The Los Angeles and San Diego unified school districts, which together enroll some 825,000 students, are the largest so far in the country to abandon plans for even a partial physical return to classrooms when they reopen in August.
More than a third of California’s coronavirus cases are in Los Angeles County, and San Diego County has had 18 community outbreaks over the past week, more than double the state’s acceptable threshold.
“There’s a public health imperative to keep schools from becoming a petri dish,” said Austin Beutner, the school superintendent in Los Angeles.
The joint announcement came as Education Secretary Betsy DeVos continued to press the Trump administration’s case to quickly reopen public schools, not only for students’ social and emotional development, but also to allow parents to return to work fully.
In television appearances over the weekend, she downplayed both the virus and the school reopening guidelines issued by the administration’s own public health officials. “I think the go-to needs to be kids in school, in person, in the classroom, because we know for most kids, that’s the best environment for them,” Ms. DeVos said on CNN’s “State of the Union.”
She also reiterated the administration’s stance that guidelines issued by the Centers for Disease Control and Prevention deeming in-person classes the “highest risk” option were not mandatory. President Trump threatened last week to cut off federal funding to schools that did not reopen their campuses.
The recommendations from the president and Ms. DeVos have been disputed by many public health officials and teachers. On Friday, the American Academy of Pediatrics, the American Federation of Teachers, the National Education Association and AASA, the School Superintendents Association issued a statement saying that reopening recommendations should be “based on evidence, not politics.”
The groups added that “we should leave it to health experts to tell us when the time is best to open up school buildings, and listen to educators and administrators to shape how we do it.”
In the Los Angeles and San Diego districts’ joint statement, they noted that research is incomplete and recommendations have been contradictory.
But “one fact is clear,” the statement said. “Those countries that have managed to safely reopen schools have done so with declining infection rates and on-demand testing available. California has neither. The skyrocketing infection rates of the past few weeks make it clear the pandemic is not under control.”

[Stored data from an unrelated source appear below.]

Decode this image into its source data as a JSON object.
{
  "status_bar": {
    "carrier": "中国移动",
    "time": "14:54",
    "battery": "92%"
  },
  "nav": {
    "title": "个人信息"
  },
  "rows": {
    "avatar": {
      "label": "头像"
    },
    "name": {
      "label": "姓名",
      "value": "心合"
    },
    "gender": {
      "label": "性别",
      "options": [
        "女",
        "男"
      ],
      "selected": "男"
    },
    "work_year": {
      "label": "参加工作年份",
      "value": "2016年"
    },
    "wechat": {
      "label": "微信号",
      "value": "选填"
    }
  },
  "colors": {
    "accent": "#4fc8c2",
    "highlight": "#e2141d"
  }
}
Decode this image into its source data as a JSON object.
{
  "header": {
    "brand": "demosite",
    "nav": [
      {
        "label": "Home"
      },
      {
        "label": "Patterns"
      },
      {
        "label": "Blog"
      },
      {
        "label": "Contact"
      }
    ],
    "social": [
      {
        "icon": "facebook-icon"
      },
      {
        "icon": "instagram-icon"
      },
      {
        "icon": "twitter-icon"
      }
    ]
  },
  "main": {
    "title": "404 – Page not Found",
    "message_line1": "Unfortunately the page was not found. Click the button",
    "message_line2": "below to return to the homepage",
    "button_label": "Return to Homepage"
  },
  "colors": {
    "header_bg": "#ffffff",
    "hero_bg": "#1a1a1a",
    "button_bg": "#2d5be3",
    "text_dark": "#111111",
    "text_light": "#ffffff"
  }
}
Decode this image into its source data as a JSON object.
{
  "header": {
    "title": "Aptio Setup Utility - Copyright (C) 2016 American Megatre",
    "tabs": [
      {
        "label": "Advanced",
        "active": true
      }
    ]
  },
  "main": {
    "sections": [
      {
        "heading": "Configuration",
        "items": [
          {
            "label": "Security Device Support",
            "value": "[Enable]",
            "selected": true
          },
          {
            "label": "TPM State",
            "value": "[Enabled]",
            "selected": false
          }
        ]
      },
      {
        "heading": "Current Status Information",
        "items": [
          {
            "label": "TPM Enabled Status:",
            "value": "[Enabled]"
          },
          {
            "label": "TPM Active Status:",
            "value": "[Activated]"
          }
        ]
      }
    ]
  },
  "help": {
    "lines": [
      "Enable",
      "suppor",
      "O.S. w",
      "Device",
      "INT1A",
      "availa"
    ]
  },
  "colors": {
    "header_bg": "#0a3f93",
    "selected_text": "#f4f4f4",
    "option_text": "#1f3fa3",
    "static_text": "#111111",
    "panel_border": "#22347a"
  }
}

The bigger problem is that COVID-19 is spreading in 48 of 50 states right now, and New York, New Jersey, and Massachusetts are all getting close to reversing that progress.  Only Maine and New Hampshire are seeing fewer cases right now.

We'll see if Trump and DeVos move to punish school districts, but I doubt they will, hell I doubt they even can, legally.

Stay tuned.

Biden, His Time Con't

CNN's Harry Enten has seen enough Texas polls to consider the Lone Star State in play for Joe Biden in 2020.

New CBS News/YouGov polls show President Donald Trump is in trouble in three states he won in 2016. He's tied with former Vice President Joe Biden in Arizona (46% to 46%), a state he won by four points in 2016. Trump's down 48% to 42% in Florida, a state he took by a point in 2016. 
But it's the third state, Texas, where the eye popping result comes from. It's Trump 46% to Biden's 45%, a result well within any margin of error.

It's pretty clear looking at the data that Texas is a swing state in the 2020 election. The 2020 campaign could be the first time Democrats captured the Lone Star State in a presidential election since 1976. 
The CBS News/YouGov poll is not an outlier over the last month. There have been eight polls released publicly since the beginning of June. The result is that Biden and Trump are basically tied, with Biden up by a mere 0.3 points in Texas. 
Importantly, and unlike in other states, the polls in Texas have not overestimated Democrats over the last few cycles. If anything Democrats actually slightly outperformed their final polls in the 2016 presidential race and 2018 Senate races.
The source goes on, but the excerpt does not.